Ingredients:
1 cup (240 ml) heavy cream
1 cup (240 ml) milk
3 egg yolks
1/3 cup (70 g) sugar
2 tbsp cornstarch
1 tsp vanilla extract
1/2 cup (120 g) mascarpone cheese (or cream cheese as an alternative)
1 cup strong coffee, cooled
1 tbsp cocoa powder, for dusting
8–10 ladyfinger biscuits (savoiardi)
🍮 Instructions:
- Prepare the Cream Base:
In a saucepan, whisk together milk, cream, egg yolks, sugar, and cornstarch until smooth.
Cook over medium heat, stirring constantly, until the mixture thickens into a pudding-like texture. - Add Flavor:
Remove from heat and stir in vanilla extract and mascarpone cheese until creamy and smooth.
Let the mixture cool slightly. - Assemble the Cups:
Dip each ladyfinger briefly into the cooled coffee (do not soak).
Arrange a layer of soaked biscuits at the bottom of each serving cup or bowl.
Pour a layer of the prepared pudding over the biscuits.
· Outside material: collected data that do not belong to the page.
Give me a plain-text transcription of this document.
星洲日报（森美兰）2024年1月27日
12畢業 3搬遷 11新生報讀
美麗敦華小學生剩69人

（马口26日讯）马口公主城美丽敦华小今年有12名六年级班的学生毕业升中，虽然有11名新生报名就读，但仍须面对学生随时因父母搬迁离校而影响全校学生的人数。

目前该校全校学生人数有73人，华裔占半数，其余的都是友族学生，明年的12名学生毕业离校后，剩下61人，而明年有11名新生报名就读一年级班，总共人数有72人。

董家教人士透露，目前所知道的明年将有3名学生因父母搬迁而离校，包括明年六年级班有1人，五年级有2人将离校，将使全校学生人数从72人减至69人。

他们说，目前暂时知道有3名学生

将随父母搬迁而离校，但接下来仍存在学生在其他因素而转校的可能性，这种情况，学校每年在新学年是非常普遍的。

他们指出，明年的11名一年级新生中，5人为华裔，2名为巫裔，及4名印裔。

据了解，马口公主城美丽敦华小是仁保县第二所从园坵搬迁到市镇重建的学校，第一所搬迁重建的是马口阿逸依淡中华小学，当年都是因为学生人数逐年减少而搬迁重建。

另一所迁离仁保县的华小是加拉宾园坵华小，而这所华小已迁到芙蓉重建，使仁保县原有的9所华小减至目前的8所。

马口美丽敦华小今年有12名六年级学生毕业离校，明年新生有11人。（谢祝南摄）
Repeat layers if desired, finishing with the pudding on top.
- Chill:
Cover and refrigerate for at least 4 hours or overnight to let the flavors meld and the pudding set. - Finish and Serve:
Before serving, dust generously with cocoa powder using a fine sieve.
Optionally, top with a dollop of whipped cream.
☕ Tips:
For extra richness, add a splash of coffee liqueur (like Kahlúa or Amaretto) to the coffee soak.
Use espresso for a stronger flavor.
Serve chilled — it tastes best after resting overnight.